I was being extra careful with how I spent the day, today is a special day for a special man in my life. So many years ago a mother gave birth to a difficult naughty man, but heck of a good provider and supporter. I can never thank this mother enough to give him the life's experiences he made to come in my direction. His papa to give him a stern direction of making choices in life.. I want to thank them for giving me their son as my husband. Most of all, Heavenly Father for matching us up together.. we are alike when you really think about it.
O gawd.. we really are alike.. Horrible.. but we enjoy life together.. yah we hit some icky patches but we're working on it. Somethings may not be the same, but we're good.
My brother was reading the paper loud, and said something about Kiddie Kollege.. so I'm gonna look into it. Maybe that's a better draw for my little one, other than rodeo'g.. I really want him to do that.. but I also like to travel on weekends.. So I have to decide which one... Maybe I just need to see what they offer the little ones first.. if it's too babyish.. I'll take him rodeo'g.. He doesn't need to learn to be creative with blocks, when he builds awesome buildings and bridges with his legos at home. Here I go, being a snob again.. Ok.. turn it down a notch or so..

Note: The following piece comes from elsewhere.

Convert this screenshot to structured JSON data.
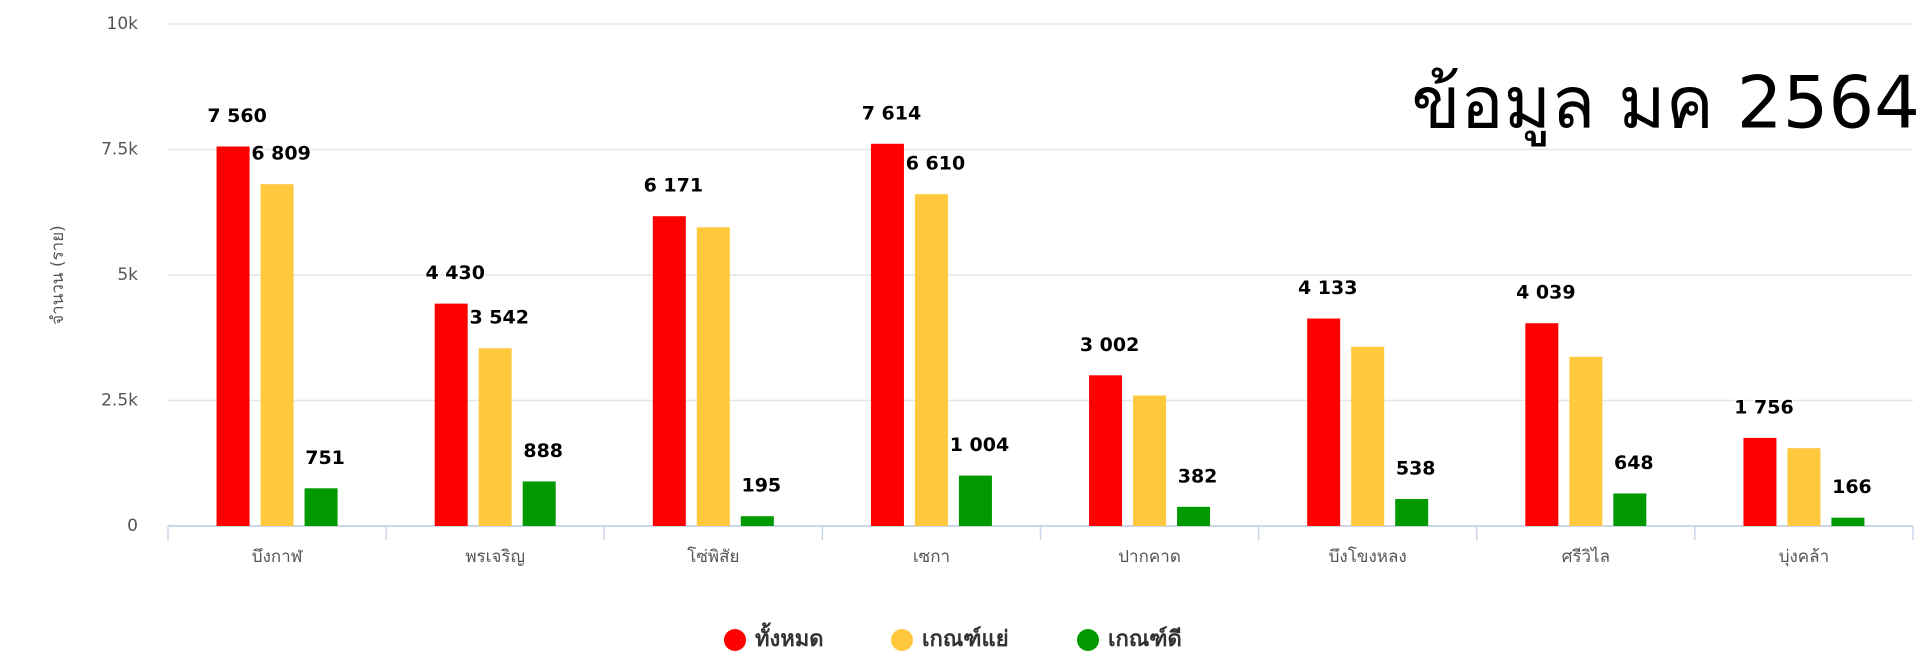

The other night when I was driving home early in the morning... O hubby saw me trying to stay awake so he offered to drive the rest since he got to sleep. Once we traded.. I'm sure I'm not the only one who goes through this but ... I couldn't go to sleep! Aghhh.. We were talking about the brat... I laughed while we talked about him, the song by Rod Stewart "Young Turks" was playing on the Oldies.. I was just remembering my teenage life.. I laughed and told hubby, that boy ain't got a run even if he got a head start.. I was too crazy and mischievious.. Everything I did those years reeled through my head... I sat there and shook my head and wickedly laughed, he can't top it even if he wanted to. Sometimes I wonder if that's why my parents were thankful they got rid of me at an early age... and just how did they put up with me??? I was a hard worker at the house, but my mischief was 4 times worse... I still laugh at it.. I wouldn't even write about the things I did.. It's too crazy.. Only my friends at that time would know about it, and most of them took it to their grave already... There's prolly just one alive right now.. and she only knows the tail end of it... Humm.. to damn funny.. I don't think I really hurt anyone.. just made them suffer a bit.. but hell it's funny.